I THOUGHT a lot about that as we walked on, and then, the ice having been broken, I started to ask Zaydie all kinds of other questions: “What happened to you during the Shoah? When were you liberated? And why do you love to walk so much?” Zaydie gave me a squeeze. “You’ve asked me just the right questions, my darling, because they’re all connected.”

And he opened his heart to me.

“I was 25 years old when the Nazis came to my small town in Poland. Because I was young, and strong, they sent me to work at a slave labor camp. It was a terrible place, and many died there, but I hung on. We were taken each day to the forest that was just outside the camp, to gather wood. Separated from my family, I was terribly alone. I was hungry, and completely weak from almost no food or rest. But there in the woods, the trees became my friends, and that’s why I love the forest to this very day. I spoke to the trees about my troubles, and they waved their branches in response to my suffering. And every day, nestled among those trees, I saw a face that smiled back at me, urging me to go on, and said, ‘Things will be all right. Some day this nightmare will come to an end, and you will survive.’ “I was in that camp, and several others, for a long time, but then one day my name was called, and I was sent to Auschwitz. I can’t describe that place to you – words alone are not sufficient – and I try not to even remember it.

“But let us just say that it was a planet of pain.

“Constant pain of every type – pain that beat night and day against your outside and against your inside.

But somehow, I managed to stay alive there, too; that face I saw in the woods was also in Auschwitz, and many times, when I wanted to give up, it whispered to me, ‘Do not let go – stay alive!’ “In January of 1945, the Russian Red Army was advancing through Poland. We could hear their big guns firing in the distance and we thought, we hoped, that they would soon come to free us. But nine days before the Soviets reached Auschwitz, the Germans gathered us up – we had been many hundreds of thousands, but now only 60,000 remained – and they marched us toward the train station at Loslau, many kilometers away.

“We walked and walked in the bitter winter cold, wearing only rags, feeble, freezing and frightened.
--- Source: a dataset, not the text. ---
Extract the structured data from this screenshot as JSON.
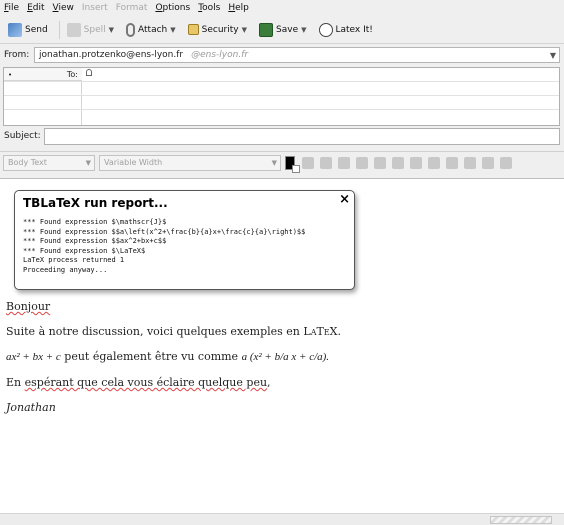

The Nazis moved us along with whips, shooting anyone who fell out of line, or even stumbled. Two-thirds of the people died along the way, but as I marched, that same familiar face marched with me, giving me strength, and hope. It was my only companion, and it would not leave my side. And so, somehow, I trudged on, and somehow I made it to the train station, where I was shoved onto a freight car and sent to Dachau.

“There, three months later, just after Passover, I was finally liberated by the United States’ Seventh Army infantry division.

“Since then, every chance I get, I walk. I walk so I can thank the Almighty for sparing me when so many others died; I walk so I can thank the trees for befriending me; I walk so I can replace the sounds of the victims’ screams with the chirping of the birds, and see the splendor of nature rather than the sadism of the cursed SS.

“I walk because now it is I who choose to walk, and not some murderer with a gun who forces me.”

Though I was almost too numb to speak, there was still one question that I had to ask.

“Zaydie,” I said, “whose face was it that you kept seeing? Whose face was it that helped you go on to survive?” Zaydie stopped walking, and I could see the tears coming down his cheeks. He wiped them away, and then he looked at me, his face full of love.

“That was your face, Rebekka, the same face I am looking at now.”

■ The writer is director of the Jewish Outreach Center of Ra’anana.